Dans le cadre d’un sevrage, qui doit être progressif, c’est la situation inverse qui permet de ne plus être dépendant à la cigarette, c’est-à-dire que tous les moments sans tabac doivent être associés à des situations de plaisir. Par exemple, on prend un café avec nos amis sans fumer, mais on partage un bon moment en rigolant avec eux. Le sport peut faciliter le sevrage. Par exemple, lorsque l’on fait du tennis avec un copain, on ne fume pas et pourtant on se sent bien.
Contrairement à d’autres, je pense que le sevrage tabagique n’est pas une histoire de volonté. Ici, on parle de volonté pour le côté décisionnel, c’est-à-dire "aujourd’hui, je n’achète plus de cigarettes", mais pour tenir dans le temps, il faut suivre une thérapie comportementale qui permet de retrouver la notion de plaisir et de se battre tous les jours contre cette addiction.
Pour arrêter de fumer, certains se tournent vers la cigarette électronique. Vapoter comporte-t-il des risques ?

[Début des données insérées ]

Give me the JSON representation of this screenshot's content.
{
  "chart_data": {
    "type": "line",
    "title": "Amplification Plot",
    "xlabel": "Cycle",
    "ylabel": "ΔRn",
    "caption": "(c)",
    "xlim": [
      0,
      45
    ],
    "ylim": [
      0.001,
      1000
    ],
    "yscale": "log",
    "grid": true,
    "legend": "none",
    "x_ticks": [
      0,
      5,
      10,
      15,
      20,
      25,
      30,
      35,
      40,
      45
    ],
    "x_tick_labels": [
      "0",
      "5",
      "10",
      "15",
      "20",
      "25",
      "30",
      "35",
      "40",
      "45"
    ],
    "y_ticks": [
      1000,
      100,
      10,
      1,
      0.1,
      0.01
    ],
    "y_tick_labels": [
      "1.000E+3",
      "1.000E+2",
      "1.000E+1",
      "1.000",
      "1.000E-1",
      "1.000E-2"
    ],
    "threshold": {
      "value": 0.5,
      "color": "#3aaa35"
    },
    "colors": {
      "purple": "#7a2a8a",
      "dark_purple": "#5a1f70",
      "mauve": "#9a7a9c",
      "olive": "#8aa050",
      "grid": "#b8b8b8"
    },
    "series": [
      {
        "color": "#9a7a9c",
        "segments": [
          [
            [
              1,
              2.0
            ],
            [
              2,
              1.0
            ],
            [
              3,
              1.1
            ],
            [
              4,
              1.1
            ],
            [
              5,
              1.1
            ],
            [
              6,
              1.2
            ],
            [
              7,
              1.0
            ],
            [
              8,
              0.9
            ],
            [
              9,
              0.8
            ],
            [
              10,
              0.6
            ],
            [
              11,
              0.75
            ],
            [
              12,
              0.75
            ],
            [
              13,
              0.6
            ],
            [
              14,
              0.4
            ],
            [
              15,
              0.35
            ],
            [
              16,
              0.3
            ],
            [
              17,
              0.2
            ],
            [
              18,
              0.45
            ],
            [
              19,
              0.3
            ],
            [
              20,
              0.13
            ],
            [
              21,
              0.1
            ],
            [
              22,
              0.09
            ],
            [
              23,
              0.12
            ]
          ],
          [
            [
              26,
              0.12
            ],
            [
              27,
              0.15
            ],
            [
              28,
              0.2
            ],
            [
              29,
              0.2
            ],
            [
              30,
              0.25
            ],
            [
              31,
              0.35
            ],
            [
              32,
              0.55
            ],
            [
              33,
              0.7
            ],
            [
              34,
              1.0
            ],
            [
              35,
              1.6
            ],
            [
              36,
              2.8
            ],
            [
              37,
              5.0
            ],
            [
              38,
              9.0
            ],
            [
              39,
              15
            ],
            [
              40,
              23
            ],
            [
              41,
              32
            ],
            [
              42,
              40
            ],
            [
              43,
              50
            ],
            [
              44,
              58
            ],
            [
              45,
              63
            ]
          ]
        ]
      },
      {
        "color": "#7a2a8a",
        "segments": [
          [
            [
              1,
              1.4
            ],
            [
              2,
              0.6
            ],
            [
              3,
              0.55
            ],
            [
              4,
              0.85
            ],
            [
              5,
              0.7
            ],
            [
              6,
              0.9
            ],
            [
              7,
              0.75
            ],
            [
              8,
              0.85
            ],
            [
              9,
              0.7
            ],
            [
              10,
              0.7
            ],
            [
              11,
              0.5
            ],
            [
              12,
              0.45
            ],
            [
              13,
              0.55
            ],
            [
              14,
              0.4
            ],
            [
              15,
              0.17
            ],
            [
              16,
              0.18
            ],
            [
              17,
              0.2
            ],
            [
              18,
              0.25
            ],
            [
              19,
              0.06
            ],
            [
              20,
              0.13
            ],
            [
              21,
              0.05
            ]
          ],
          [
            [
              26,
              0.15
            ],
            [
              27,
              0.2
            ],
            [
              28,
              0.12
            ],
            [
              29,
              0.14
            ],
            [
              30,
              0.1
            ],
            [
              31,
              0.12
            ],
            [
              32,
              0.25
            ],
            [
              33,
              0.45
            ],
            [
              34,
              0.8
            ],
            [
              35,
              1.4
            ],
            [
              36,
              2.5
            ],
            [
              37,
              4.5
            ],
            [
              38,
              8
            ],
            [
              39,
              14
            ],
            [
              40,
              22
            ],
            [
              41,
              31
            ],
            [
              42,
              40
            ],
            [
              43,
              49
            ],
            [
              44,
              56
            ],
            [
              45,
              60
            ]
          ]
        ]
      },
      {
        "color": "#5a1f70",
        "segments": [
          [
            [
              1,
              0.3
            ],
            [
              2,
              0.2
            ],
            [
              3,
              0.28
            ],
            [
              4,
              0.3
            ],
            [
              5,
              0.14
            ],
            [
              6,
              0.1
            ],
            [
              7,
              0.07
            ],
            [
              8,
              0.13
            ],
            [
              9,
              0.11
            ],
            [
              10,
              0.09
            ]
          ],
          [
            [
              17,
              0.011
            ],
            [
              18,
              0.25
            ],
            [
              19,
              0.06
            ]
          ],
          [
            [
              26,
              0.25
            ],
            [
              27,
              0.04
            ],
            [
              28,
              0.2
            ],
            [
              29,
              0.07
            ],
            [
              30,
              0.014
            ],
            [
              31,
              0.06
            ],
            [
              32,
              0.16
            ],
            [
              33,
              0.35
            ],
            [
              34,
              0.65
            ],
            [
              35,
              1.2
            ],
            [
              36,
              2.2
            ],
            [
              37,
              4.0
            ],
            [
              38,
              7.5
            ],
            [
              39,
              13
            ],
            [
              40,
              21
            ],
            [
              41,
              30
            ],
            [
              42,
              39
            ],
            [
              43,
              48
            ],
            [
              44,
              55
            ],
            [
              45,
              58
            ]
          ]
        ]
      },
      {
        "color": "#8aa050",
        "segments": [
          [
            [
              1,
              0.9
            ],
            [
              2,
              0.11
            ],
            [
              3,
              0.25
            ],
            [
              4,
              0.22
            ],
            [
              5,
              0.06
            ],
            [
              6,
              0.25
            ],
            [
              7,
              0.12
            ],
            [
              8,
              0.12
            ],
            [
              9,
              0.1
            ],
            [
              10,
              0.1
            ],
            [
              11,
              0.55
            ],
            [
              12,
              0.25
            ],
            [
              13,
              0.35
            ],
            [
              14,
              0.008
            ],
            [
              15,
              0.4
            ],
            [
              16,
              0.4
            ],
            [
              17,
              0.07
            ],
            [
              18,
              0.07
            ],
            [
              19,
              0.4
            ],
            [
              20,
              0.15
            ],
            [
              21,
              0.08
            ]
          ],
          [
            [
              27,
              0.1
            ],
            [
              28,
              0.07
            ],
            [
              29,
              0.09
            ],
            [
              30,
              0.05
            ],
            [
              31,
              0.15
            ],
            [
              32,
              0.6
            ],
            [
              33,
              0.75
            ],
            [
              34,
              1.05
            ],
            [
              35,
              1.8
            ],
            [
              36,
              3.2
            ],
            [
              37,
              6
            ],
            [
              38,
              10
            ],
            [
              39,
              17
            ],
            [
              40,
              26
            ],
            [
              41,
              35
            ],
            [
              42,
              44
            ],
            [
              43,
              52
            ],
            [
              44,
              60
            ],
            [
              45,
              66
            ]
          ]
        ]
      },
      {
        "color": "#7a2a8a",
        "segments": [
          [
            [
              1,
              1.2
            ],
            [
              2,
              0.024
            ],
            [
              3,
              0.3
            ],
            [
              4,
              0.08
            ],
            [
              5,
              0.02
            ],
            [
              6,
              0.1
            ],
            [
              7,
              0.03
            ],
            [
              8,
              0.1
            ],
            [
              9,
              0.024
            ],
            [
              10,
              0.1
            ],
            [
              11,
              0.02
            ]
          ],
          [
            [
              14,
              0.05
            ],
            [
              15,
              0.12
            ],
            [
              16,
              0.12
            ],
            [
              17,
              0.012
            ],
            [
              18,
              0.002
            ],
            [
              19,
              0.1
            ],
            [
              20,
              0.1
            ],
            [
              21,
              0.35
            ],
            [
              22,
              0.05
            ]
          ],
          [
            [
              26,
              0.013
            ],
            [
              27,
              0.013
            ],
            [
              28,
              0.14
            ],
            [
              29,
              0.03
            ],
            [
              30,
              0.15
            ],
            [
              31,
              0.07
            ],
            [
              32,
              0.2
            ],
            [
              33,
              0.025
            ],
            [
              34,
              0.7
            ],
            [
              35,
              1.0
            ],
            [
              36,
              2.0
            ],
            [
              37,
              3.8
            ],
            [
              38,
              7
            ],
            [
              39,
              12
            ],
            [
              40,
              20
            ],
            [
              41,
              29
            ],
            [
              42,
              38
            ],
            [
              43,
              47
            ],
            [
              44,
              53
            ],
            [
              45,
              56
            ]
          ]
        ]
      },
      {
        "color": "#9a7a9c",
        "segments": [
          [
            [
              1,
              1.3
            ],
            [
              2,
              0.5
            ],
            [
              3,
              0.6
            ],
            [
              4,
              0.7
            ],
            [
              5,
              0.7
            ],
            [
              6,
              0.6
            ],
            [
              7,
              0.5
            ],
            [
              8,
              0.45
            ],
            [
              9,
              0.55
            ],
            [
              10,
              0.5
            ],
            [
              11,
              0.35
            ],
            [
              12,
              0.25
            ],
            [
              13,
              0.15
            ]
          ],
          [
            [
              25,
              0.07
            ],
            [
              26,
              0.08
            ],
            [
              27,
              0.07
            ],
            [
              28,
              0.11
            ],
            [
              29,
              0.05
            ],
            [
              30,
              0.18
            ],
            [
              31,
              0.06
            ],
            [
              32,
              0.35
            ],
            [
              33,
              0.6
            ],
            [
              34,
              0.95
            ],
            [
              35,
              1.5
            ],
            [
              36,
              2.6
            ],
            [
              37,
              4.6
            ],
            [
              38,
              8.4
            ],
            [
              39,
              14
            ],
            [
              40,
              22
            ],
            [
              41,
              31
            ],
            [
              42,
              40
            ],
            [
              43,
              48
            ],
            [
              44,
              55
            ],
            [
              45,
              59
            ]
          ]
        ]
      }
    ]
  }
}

Toutes les solutions thérapeutiques sont bonnes à partir du moment où elles fonctionnent pour les patients. Le plus important est d’adhérer à la thérapie. La cigarette électronique a moins d’effets délétères que la cigarette classique. Elle peut donc être une bonne alternative, mais, à ce jour, on n’a pas assez de recul pour le confirmer. Les sachets de nicotine, les puffs, les médicaments, les patchs… Tout peut fonctionner à condition que l’on ne fume pas en même temps et que chaque dispositif soit suivi et encadré par un professionnel de santé, car le sevrage, c’est un combat. Ce n’est pas facile.